O tempo não pára


         O tempo não pára. Quando sentimos que a velocidade de sua passagem se acelera, pode ser o alarme necessário para mudamos a nossa maneira de marcá-lo. A diferença entre um relógio e um calendário está na repetição do movimento. Sigmund Freud, em 1915, escreveu um texto curto[i] sobre uma conversa, com dois amigos, estabelecida a partir de uma caminhada num dia de verão. Ele posicionou que o valor da transitoriedade está no valor escassez do tempo e compreendeu que, por outro lado, a resistência a fazer luto pelo que é perdido pode tornar qualquer momento presente efêmero.
        
Calendário Egípcio : Foto Reproduação
Os ponteiros do relógio retornam ao mesmo lugar, porém a data no calendário, não. Os últimos dias de um ano podem parecer dias comuns ou um dia especial, assim como qualquer momento que percebermos que não retorna. O que não é apenas descartável,  exatamente por isso, tem o seu valor.
         O desejo pela imortalidade é como a inveja pela vida dos outros. Ao não considerarmos os limites, perderemos a identidade de nossa vida como ela se faz: única como cada momento do calendário. Desejar a vida dos outros deixa a própria sem a ‘propriedade’ que possui: ser intransferível. Podemos ter uma ideia de repetição pensando apenas naquilo que pode durar mais que a existência de um amigo, por exemplo. Os bens materiais, um diamante, obras,  podem ter seu valor pela sua raridade e durabilidade de existência na natureza, porém a nossa vida, diante de relações enraizadas nas profundezas do amor, é rara e valorosa quando observamos que cada instante acompanhados de entes queridos é único, sem retorno e repetição.

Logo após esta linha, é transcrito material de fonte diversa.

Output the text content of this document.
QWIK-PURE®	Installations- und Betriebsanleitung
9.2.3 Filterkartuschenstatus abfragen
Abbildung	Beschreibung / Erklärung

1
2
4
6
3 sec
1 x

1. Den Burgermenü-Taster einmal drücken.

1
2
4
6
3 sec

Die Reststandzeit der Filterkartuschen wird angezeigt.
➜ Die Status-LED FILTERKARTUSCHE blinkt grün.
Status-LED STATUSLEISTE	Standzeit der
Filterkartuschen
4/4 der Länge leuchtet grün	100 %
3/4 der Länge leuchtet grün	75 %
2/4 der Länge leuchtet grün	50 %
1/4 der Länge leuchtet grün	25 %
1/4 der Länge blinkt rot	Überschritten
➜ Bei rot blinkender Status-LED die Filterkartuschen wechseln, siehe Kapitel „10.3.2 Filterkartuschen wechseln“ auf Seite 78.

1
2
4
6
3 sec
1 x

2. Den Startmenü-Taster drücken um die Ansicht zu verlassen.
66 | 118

         Acreditarmos na nossa mortalidade... escrevo ‘acreditamos’, pois não vivenciamos a nossa própria morte ainda, ela nos é, portanto,  desconhecida. Então, acreditarmos em nossa mortalidade implica em não tornarmos a nossa vida efêmera e termos a nítida noção de diferença entre ter paciência e adiar.

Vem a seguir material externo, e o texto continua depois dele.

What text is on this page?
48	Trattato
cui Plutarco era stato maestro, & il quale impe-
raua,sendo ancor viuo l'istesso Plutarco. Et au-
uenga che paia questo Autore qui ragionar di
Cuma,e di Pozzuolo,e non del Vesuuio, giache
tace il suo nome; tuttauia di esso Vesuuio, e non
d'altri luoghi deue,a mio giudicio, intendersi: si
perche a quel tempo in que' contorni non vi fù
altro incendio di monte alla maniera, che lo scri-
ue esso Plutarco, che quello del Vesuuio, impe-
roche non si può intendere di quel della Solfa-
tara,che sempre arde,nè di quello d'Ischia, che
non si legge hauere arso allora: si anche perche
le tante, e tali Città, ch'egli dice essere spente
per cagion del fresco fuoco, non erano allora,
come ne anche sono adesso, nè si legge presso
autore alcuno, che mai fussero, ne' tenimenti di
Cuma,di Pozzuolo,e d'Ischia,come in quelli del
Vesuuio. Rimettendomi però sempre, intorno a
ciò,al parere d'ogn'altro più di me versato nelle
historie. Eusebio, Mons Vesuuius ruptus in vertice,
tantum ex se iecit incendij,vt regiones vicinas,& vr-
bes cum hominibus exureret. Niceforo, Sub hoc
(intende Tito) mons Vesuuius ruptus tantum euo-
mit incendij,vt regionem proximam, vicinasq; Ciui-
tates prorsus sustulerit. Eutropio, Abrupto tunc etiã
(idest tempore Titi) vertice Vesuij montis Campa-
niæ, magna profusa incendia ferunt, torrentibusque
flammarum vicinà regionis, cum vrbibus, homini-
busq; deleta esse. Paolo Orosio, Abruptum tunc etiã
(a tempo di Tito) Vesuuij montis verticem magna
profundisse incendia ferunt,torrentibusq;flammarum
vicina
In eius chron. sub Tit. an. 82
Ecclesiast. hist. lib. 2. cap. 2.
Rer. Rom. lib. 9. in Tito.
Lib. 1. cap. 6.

Relógio Egípcio: Foto Reprodução
         Paciência é necessária para sobrevivermos a nossa própria raiva diante de um limite. O tempo se encarrega, através do luto de que os sentimentos destrutivos se transformem. Paciência de tartarugas. Adiar as nossas relações amorosas, como disse Freud no texto acima, pode acontecer a fim de tentarmos eliminar a ideia de nossa mortalidade. Deixamos para depois a coragem de amar, por medo de perder. Que não deixemos de estar em nosso tempo presente, o presente que recebemos e que não retorna.
         O tempo não pára. Tornemos ele mais lento vivendo com paciência e não paralisados em saudade por momentos apenas adiados.

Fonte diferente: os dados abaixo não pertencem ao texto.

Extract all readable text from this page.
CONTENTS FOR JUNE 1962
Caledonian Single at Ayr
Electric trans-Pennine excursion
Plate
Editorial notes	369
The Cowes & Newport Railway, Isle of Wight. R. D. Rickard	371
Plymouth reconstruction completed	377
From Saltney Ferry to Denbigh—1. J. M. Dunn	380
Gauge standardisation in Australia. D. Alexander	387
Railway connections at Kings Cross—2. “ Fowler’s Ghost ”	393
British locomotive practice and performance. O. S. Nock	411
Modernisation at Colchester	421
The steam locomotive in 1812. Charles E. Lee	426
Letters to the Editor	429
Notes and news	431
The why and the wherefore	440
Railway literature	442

Simone Engbrecht- psicanalista



[i] Sobre a Transitoriedade é um ensaio escrito por Sigmund Freud em novembro de 1915 a convite da Sociedade Goethe de Berlim, lançado em uma volume comemorativo chamado O país de Goethe que reuniu vários autores e artistas. Uns  meses antes, Freud tinha escrito Luto e Melancolia, onde apresentou a sua teoria sobre luto.